Collard greens are a broad leafed vegetable related to the broccoli, Brussels sprouts and cabbage. They are a cool season vegetable that make them extremely attractive vegetables for temperate regions with mild winters. Although synonymous with cuisine of the American South, collards have a rich history throughout the world. Thought to be related to wild cabbages found in Asia, it eventually spread to the ancient Greeks and Romans in Europe and then to the Americas. Collard greens are eaten regularly in many countries around the world.
|Nutrition||Low in calories with no cholesterol. High in fiber, vitamins C, A and K, as well as manganese, folic acid and even calcium.|
|Harvesting||Pick outer leaves as the plant grows. Harvest when leaves are up to 10 inches long, dark green and still young.|
|Storing||Collard leaves stored in plastic bags will keep in the refrigerator for several days. Wash thoroughly before use as soil will stick to underside of leaves. Leaves can also be frozen for longer storage.
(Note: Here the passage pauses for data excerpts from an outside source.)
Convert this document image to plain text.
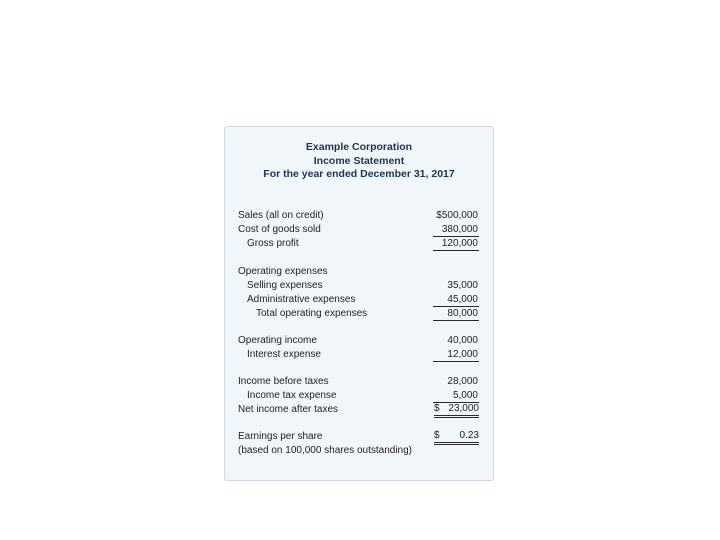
Example Corporation
Income Statement
For the year ended December 31, 2017
Sales (all on credit)	$500,000
Cost of goods sold	380,000
Gross profit	120,000
Operating expenses
Selling expenses	35,000
Administrative expenses	45,000
Total operating expenses	80,000
Operating income	40,000
Interest expense	12,000
Income before taxes	28,000
Income tax expense	5,000
Net income after taxes	$ 23,000
Earnings per share	$ 0.23
(based on 100,000 shares outstanding)
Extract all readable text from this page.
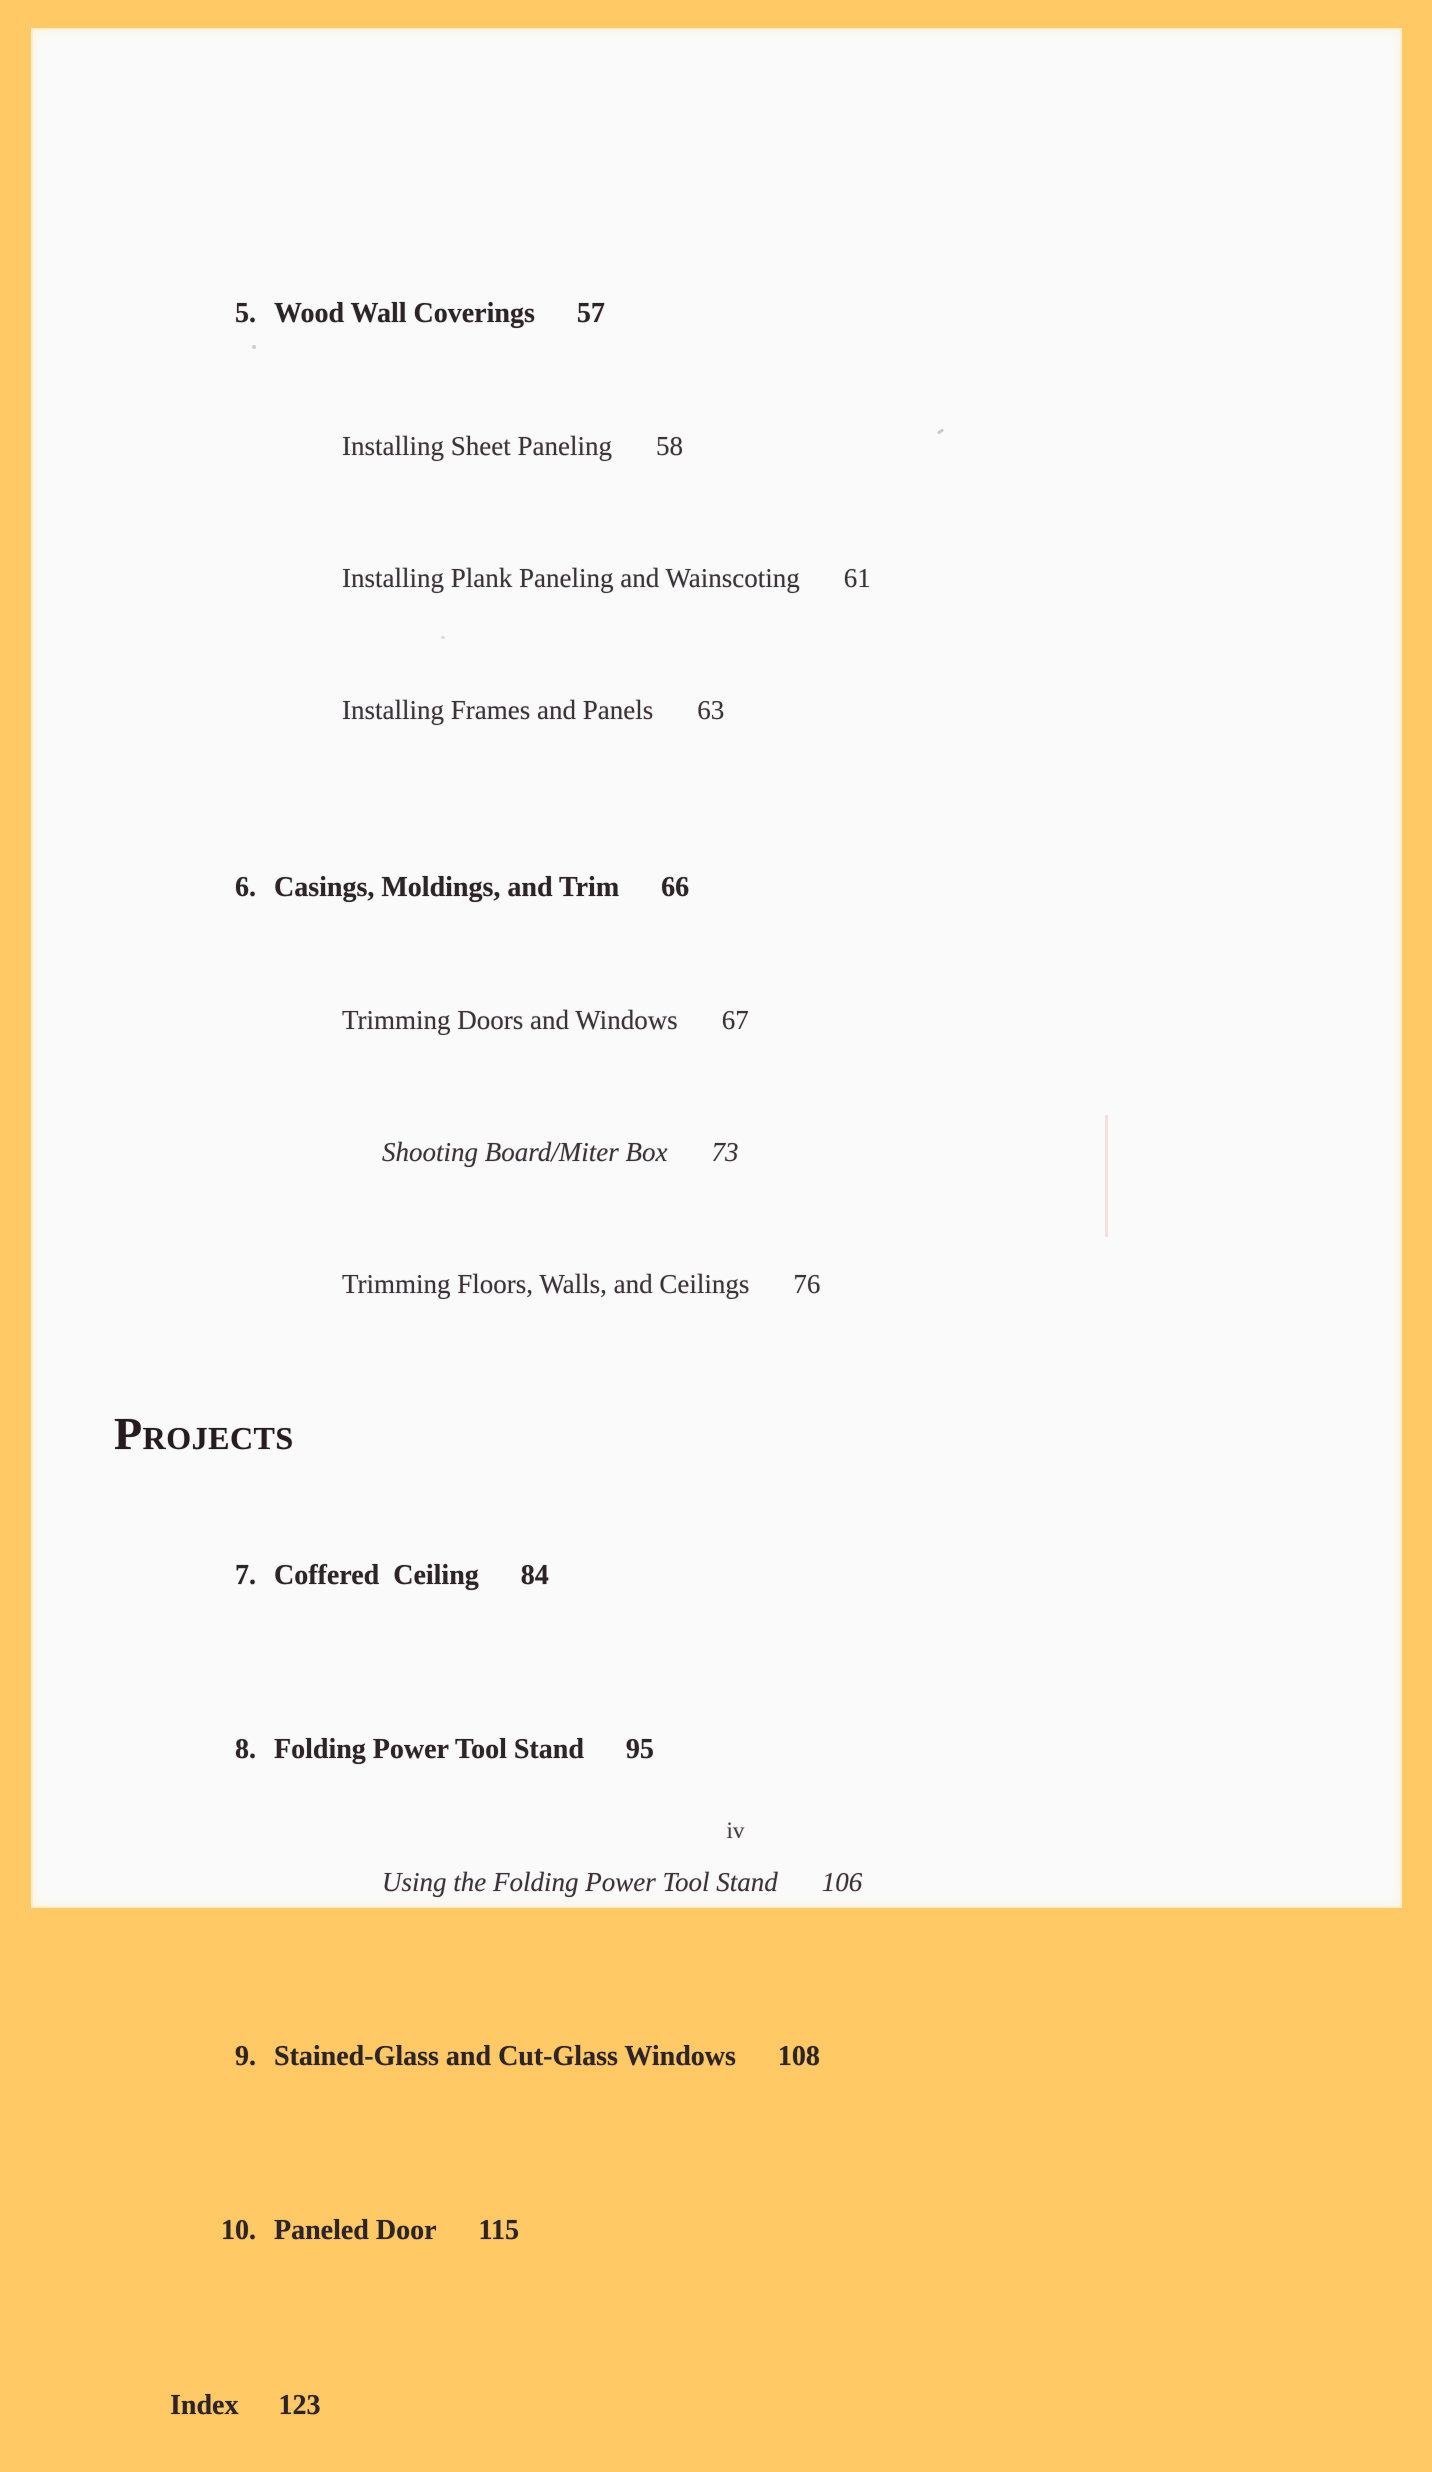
5. Wood Wall Coverings 57

Installing Sheet Paneling 58

Installing Plank Paneling and Wainscoting 61

Installing Frames and Panels 63

6. Casings, Moldings, and Trim 66

Trimming Doors and Windows 67

Shooting Board/Miter Box 73

Trimming Floors, Walls, and Ceilings 76

Projects

7. Coffered  Ceiling 84

8. Folding Power Tool Stand 95

Using the Folding Power Tool Stand 106

9. Stained-Glass and Cut-Glass Windows 108

10. Paneled Door 115

Index 123

iv
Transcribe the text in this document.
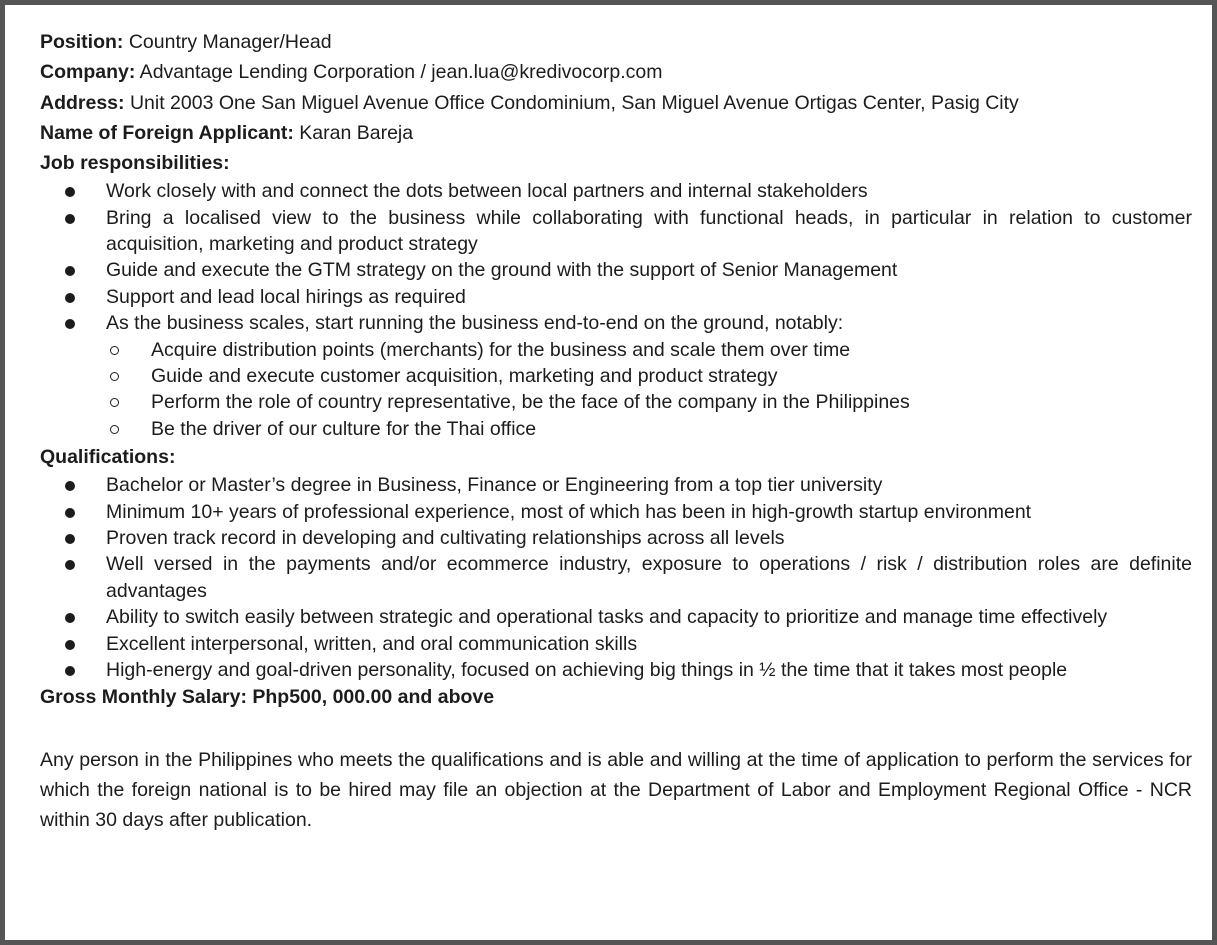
Position: Country Manager/Head
Company: Advantage Lending Corporation / jean.lua@kredivocorp.com
Address: Unit 2003 One San Miguel Avenue Office Condominium, San Miguel Avenue Ortigas Center, Pasig City
Name of Foreign Applicant: Karan Bareja
Job responsibilities:
Work closely with and connect the dots between local partners and internal stakeholders
Bring a localised view to the business while collaborating with functional heads, in particular in relation to customer acquisition, marketing and product strategy
Guide and execute the GTM strategy on the ground with the support of Senior Management
Support and lead local hirings as required
As the business scales, start running the business end-to-end on the ground, notably:
Acquire distribution points (merchants) for the business and scale them over time
Guide and execute customer acquisition, marketing and product strategy
Perform the role of country representative, be the face of the company in the Philippines
Be the driver of our culture for the Thai office
Qualifications:
Bachelor or Master’s degree in Business, Finance or Engineering from a top tier university
Minimum 10+ years of professional experience, most of which has been in high-growth startup environment
Proven track record in developing and cultivating relationships across all levels
Well versed in the payments and/or ecommerce industry, exposure to operations / risk / distribution roles are definite advantages
Ability to switch easily between strategic and operational tasks and capacity to prioritize and manage time effectively
Excellent interpersonal, written, and oral communication skills
High-energy and goal-driven personality, focused on achieving big things in ½ the time that it takes most people
Gross Monthly Salary: Php500, 000.00 and above
Any person in the Philippines who meets the qualifications and is able and willing at the time of application to perform the services for which the foreign national is to be hired may file an objection at the Department of Labor and Employment Regional Office - NCR within 30 days after publication.
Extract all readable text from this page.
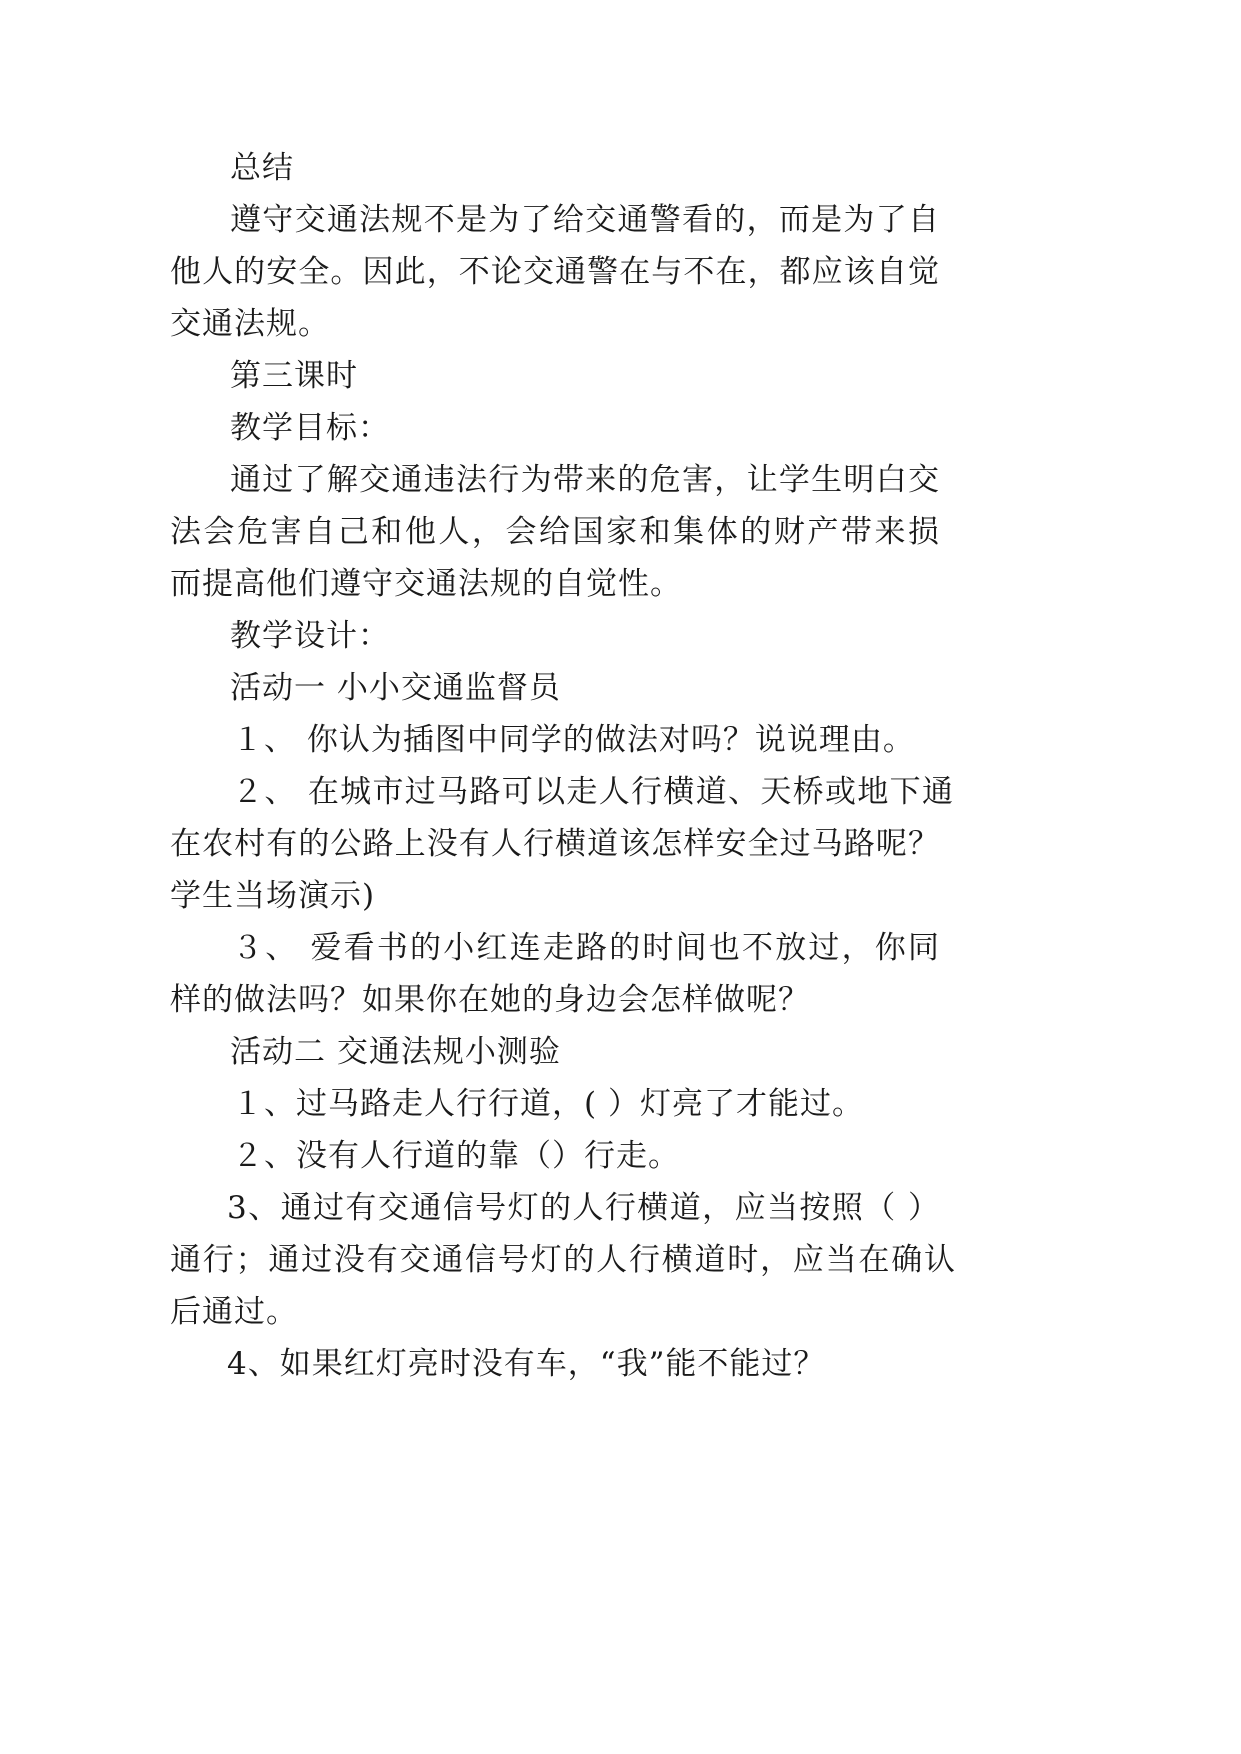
总结
遵守交通法规不是为了给交通警看的，而是为了自
他人的安全。因此，不论交通警在与不在，都应该自觉
交通法规。
第三课时
教学目标：
通过了解交通违法行为带来的危害，让学生明白交
法会危害自己和他人，会给国家和集体的财产带来损
而提高他们遵守交通法规的自觉性。
教学设计：
活动一 小小交通监督员
１、 你认为插图中同学的做法对吗？说说理由。
２、 在城市过马路可以走人行横道、天桥或地下通
在农村有的公路上没有人行横道该怎样安全过马路呢？
学生当场演示)
３、 爱看书的小红连走路的时间也不放过，你同
样的做法吗？如果你在她的身边会怎样做呢？
活动二 交通法规小测验
１、过马路走人行行道，( ）灯亮了才能过。
２、没有人行道的靠（）行走。
3、通过有交通信号灯的人行横道，应当按照（ ）
通行；通过没有交通信号灯的人行横道时，应当在确认
后通过。
4、如果红灯亮时没有车，“我”能不能过？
Will keep best if cooled quickly after harvesting by briefly immersing in ice water.|
Tiger is a fast growing collard green variety that had an exceptionally high yield potential and rapid re-growth. The slightly savoyed, blue-green leaves have a rich, gourmet flavour that sweetens in cool weather. This variety is tolerant of both heat and cold conditions and is resistant to bolting.